In 2010, my 25-year old son was prescribed Prozac for depression. After a psychiatrist doubled his dose, my son became acutely psychotic and had to be admitted to the hospital. Over the next twelve months, during which time he was treated with antidepressants and neuroleptics, my son had five further psychotic experiences.
I trusted the psychiatrist’s treatment, and yet I knew something was drastically wrong when, in an outpatients department, my son started to attack people. This was completely out of character. I thought it might be that my son was having difficulty metabolising the drugs. However, I couldn’t find any pharmacogenetic information in the mainstream medical literature.
At that point, I began my own research into antidepressants and neuroleptics, and how they are metabolised in the body. I soon joined up with Jan Evans, a physiotherapist, in doing this research. She had a close relative who had had a severe adverse reaction to the SSRI Cipramil, which induced psychosis in 2001 and so together we conducted an exhaustive study of “treatment emergent violence to self and others,” and how such adverse reactions might be tied to poor metabolism of these drugs.
It is clear that with antidepressants serotonin syndrome is linked to a genetic polymorphism in the CYP450 2D6 metabolising pathway. A person with this genetic variation is an inefficient metaboliser of serotonergic drugs, and thus, if prescribed an SSRI, his or her serotonin levels may rise to a toxic amount. When this happens, the person may experience adverse events such as akathisia, suicidality, suicide, homicide, aggression, agitation, irritability, hallucinations or hypomania.
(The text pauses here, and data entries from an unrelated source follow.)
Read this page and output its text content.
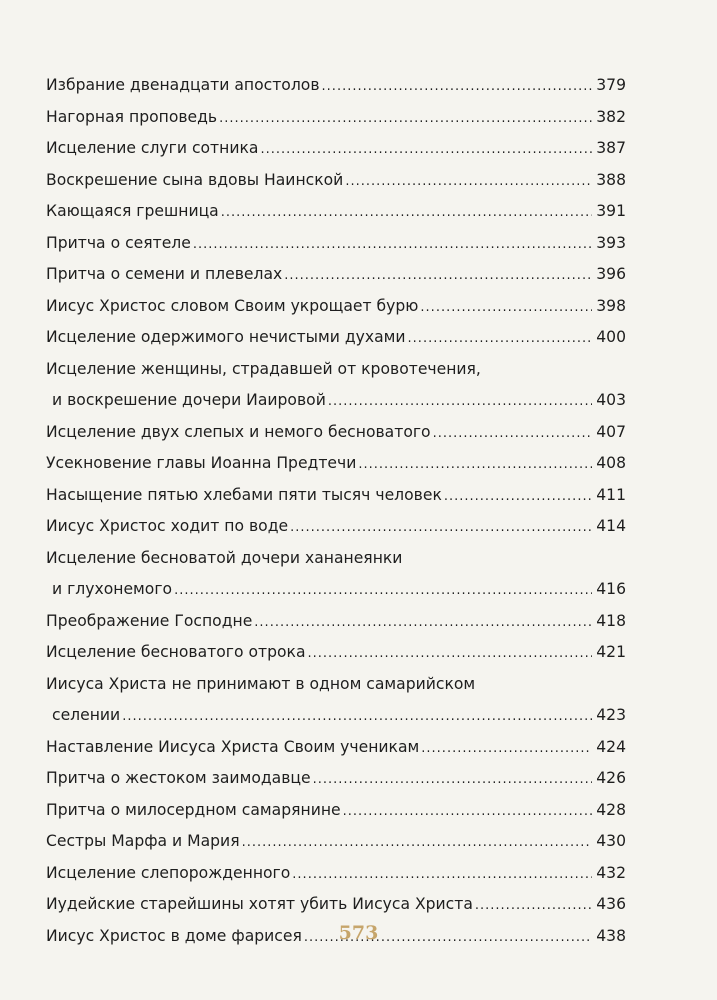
Избрание двенадцати апостолов .....	379
Нагорная проповедь .....	382
Исцеление слуги сотника .....	387
Воскрешение сына вдовы Наинской .....	388
Кающаяся грешница .....	391
Притча о сеятеле .....	393
Притча о семени и плевелах .....	396
Иисус Христос словом Своим укрощает бурю .....	398
Исцеление одержимого нечистыми духами .....	400
Исцеление женщины, страдавшей от кровотечения,
и воскрешение дочери Иаировой .....	403
Исцеление двух слепых и немого бесноватого .....	407
Усекновение главы Иоанна Предтечи .....	408
Насыщение пятью хлебами пяти тысяч человек .....	411
Иисус Христос ходит по воде .....	414
Исцеление бесноватой дочери хананеянки
и глухонемого .....	416
Преображение Господне .....	418
Исцеление бесноватого отрока .....	421
Иисуса Христа не принимают в одном самарийском
селении .....	423
Наставление Иисуса Христа Своим ученикам .....	424
Притча о жестоком заимодавце .....	426
Притча о милосердном самарянине .....	428
Сестры Марфа и Мария .....	430
Исцеление слепорожденного .....	432
Иудейские старейшины хотят убить Иисуса Христа .....	436
Иисус Христос в доме фарисея .....	438
573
In addition, the SSRI is not likely to be effective against the “target” symptom of depression, which may lead the prescribing physician to increase the dosage of the drug, which then exacerbates the toxic symptoms.
This poor metaolism explains my son’s toxic symptomology and poor outcome from both antidepressant and neuroleptic treatment; my son is an inefficient metaboliser of such drugs due to genetic polymorphisms. This was also the case with Jan Evans’ relative.
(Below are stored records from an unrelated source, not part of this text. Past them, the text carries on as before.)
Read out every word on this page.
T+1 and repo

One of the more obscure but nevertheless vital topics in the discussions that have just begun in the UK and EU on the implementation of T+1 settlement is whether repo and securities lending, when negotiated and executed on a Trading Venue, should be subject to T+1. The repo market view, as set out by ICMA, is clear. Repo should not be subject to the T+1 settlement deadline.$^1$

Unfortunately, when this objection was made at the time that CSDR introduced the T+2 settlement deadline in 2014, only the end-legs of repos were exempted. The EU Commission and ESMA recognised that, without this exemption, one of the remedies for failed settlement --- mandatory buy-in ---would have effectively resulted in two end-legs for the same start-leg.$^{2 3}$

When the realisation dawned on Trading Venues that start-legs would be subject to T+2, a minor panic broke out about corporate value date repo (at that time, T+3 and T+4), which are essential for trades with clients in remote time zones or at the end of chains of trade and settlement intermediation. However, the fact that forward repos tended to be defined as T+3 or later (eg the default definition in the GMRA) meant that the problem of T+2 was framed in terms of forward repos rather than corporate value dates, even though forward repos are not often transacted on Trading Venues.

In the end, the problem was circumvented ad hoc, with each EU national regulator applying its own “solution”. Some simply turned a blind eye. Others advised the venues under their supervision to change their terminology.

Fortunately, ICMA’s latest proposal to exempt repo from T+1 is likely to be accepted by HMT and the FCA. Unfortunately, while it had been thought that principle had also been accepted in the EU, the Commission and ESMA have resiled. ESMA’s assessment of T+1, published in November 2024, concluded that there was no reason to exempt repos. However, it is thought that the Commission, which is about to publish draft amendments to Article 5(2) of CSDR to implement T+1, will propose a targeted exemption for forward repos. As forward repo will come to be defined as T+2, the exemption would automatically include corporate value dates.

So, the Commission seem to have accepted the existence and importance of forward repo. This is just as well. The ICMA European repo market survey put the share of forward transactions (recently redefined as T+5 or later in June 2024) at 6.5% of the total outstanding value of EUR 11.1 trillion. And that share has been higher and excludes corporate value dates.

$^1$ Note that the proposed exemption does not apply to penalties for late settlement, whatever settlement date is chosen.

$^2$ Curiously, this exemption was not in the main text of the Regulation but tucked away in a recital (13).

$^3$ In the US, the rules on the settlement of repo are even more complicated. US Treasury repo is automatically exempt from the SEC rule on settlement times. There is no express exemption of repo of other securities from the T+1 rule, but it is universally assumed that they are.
Our paper, “Treatment Emergent Violence to Self and Others: A Review of the Literature,” is of obvious relevance to understand at least some of the mass killings that have become so commonplace in the United States and elsewhere.
Jan Evans’ Bio:
Jan Evans is originally from a Physiotherapy background (MCSP Grad Dip Phys). She became a carer when a close relative had an adverse reaction to psychiatric medication. With her medical background she took an interest in studying drug reactions, biology, the brain and other relevant subjects, and after several years her shelves were full of files of information. Her relative fully recovered and has been completely drug-free for some years. She now shares what she has learned to help others and improve the future of care for those in mental distress.